The potential of blockchain provides another illustrative example of what might be possible in terms of a wholesale transformation in our approach to global environmental commons management. Many governments around the globe are exploring the potential of blockchain to help with land rights management, while entrepreneurs are exploring similar applications in Ghana, Georgia, and Honduras. Could blockchain play a role in managing global greenhouse gas emissions? By 2030, when most of the world’s households will have a least one 3G cell phone and the global emissions trajectory is expected to have stabilized, perhaps there could be a worldwide blockchain for mobile carbon trading. The technology would ensure a transparent system where algorithms will assign every person on the planet a science-based carbon budget, which people could then trade. Such a system could potentially spur the next generation of a global climate framework, removing the political and institutional challenges that governments and international regimes, frameworks, and systems currently face.

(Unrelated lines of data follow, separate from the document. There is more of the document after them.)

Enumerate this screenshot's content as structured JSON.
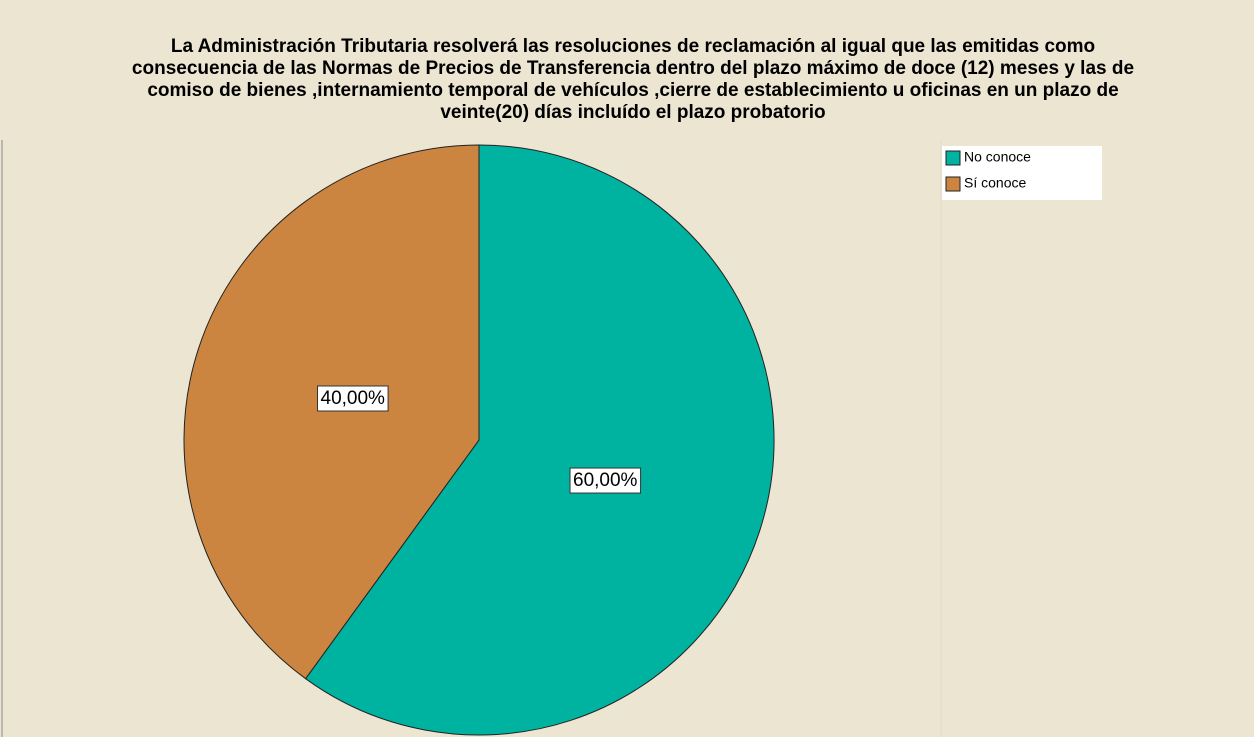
{
  "chart_data": {
    "type": "pie",
    "title": [
      "La Administración Tributaria resolverá las resoluciones de reclamación al igual que las emitidas como",
      "consecuencia de las Normas de Precios de Transferencia dentro del plazo máximo de doce (12) meses y las de",
      "comiso de bienes ,internamiento temporal de vehículos ,cierre de establecimiento  u oficinas en un plazo de",
      "veinte(20) días incluído el plazo probatorio"
    ],
    "categories": [
      "No conoce",
      "Sí conoce"
    ],
    "values": [
      60,
      40
    ],
    "value_labels": [
      "60,00%",
      "40,00%"
    ],
    "colors": [
      "#00b3a1",
      "#cc8540"
    ],
    "legend": "top-right"
  }
}
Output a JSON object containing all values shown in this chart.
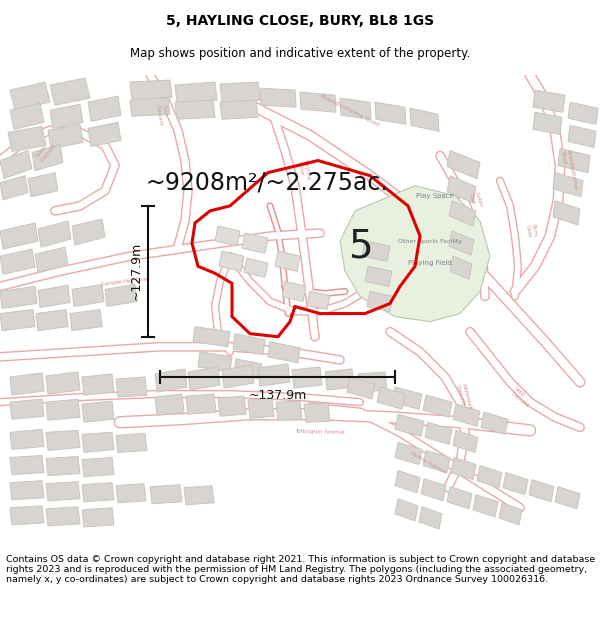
{
  "title": "5, HAYLING CLOSE, BURY, BL8 1GS",
  "subtitle": "Map shows position and indicative extent of the property.",
  "area_text": "~9208m²/~2.275ac.",
  "dim_vertical": "~127.9m",
  "dim_horizontal": "~137.9m",
  "plot_label": "5",
  "footer": "Contains OS data © Crown copyright and database right 2021. This information is subject to Crown copyright and database rights 2023 and is reproduced with the permission of HM Land Registry. The polygons (including the associated geometry, namely x, y co-ordinates) are subject to Crown copyright and database rights 2023 Ordnance Survey 100026316.",
  "bg_color": "#ffffff",
  "map_bg": "#ffffff",
  "road_outline": "#e8a8a8",
  "road_fill": "#ffffff",
  "building_fill": "#d8d5d0",
  "building_edge": "#c8c5c0",
  "green_fill": "#e8f0e0",
  "property_color": "#dd0000",
  "title_fontsize": 10,
  "subtitle_fontsize": 8.5,
  "footer_fontsize": 6.8,
  "label_color": "#d09090"
}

It would also facilitate market-driven financial flows to people in poorer nations who typically produce fewer greenhouse emissions. Perhaps a blockchain-style distributed ledger could also be used for managing water allocations and deforestation.
Recording our biodiverse inheritance
An unprecedented acceleration in science and technology innovation is now helping researchers to map, sequence and replicate biology on Earth in new ways. This uncharted period of analysis may change society’s perception of nature from a commodity to be exploited to a unique endowment that contains wholly new levels of value for society in the future.
The Earth Bio-Genome Project, a moonshot for biology, aims to sequence all plants, animals and single-celled organisms (the eukaryotic species) on Earth within 10 years, to help unlock the vast potential of our biodiversity inheritance. The project relies on innovative, multi-stakeholder collaborations drawing on the science, research and ethics community, governments and the private-sector. The EBP has the potential to help redraw several components of the Convention on Biodiversity by the COP in 2020, when new targets need to be agreed.
The Earth Bank of Code is an undertaking aimed at mapping the DNA of the Amazon Basin (creating an “Amazon Bank of Codes”). The Amazon Bank of Codes will be an open, global digital platform, which registers and maps the genetic sequences of Amazon biodiversity. It will also register biological and biomimetic intellectual property assets on the blockchain, providing a regulatory platform to help implement the fair sharing of benefits as intended by the 2017 Nagoya Protocol, which governs access to genetic resources.